Un label pour favoriser le Made in France
Pour sortir de cet imbroglio par le haut, la filière va sortir sa propre marque, "Savoir Faire ensemble", du nom du collectif formé pendant la crise. Ce label prouvera que le masque a été fabriqué en France avec du tissu français et que leur qualité aura été vérifiée (tests de résistance après lavage, solidité de l’élastique et de la lanière notamment) en plus des tests réalisés par la Direction générale de l'armement (DGA). 230 entreprises vont s’inscrire dans cette démarche.
Ce logo s’ajoutera à celui imposé par Bercy, qui peut être trompeur pour le consommateur. Car si ce dernier est bleu blanc rouge, il peut être accordé aussi bien aux importateurs qu’aux fabricants français.

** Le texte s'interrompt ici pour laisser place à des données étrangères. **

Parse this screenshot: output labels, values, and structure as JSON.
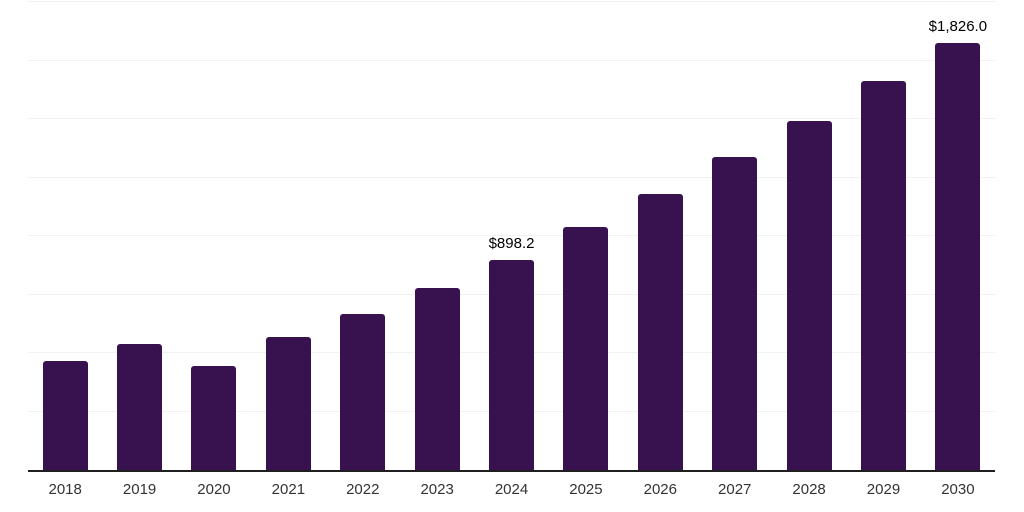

Les représentants de la filière auront l’occasion d’échanger avec la secrétaire d’Etat à l’Economie Agnès Pannier-Runacher et la secrétaire d’Etat à l’économie circulaire Brune Poirson lundi 8 juin. Ils présenteront de premières pistes de travail pour relocaliser certaines productions en France, après la crise.
"Il faut prendre conscience du fait que le masque jetable pour le grand public est une aberration, à l’heure où l’on parle d’écologie, et même économiquement parlant", avance Jean-Charles Potelle, PDG de Boldoduc, une des entreprises françaises les plus mobilisées pendant la crise. "Il faut se poser la question du cycle de vie des produits. Il y a sans doute une nouvelle filière de recyclage à inventer".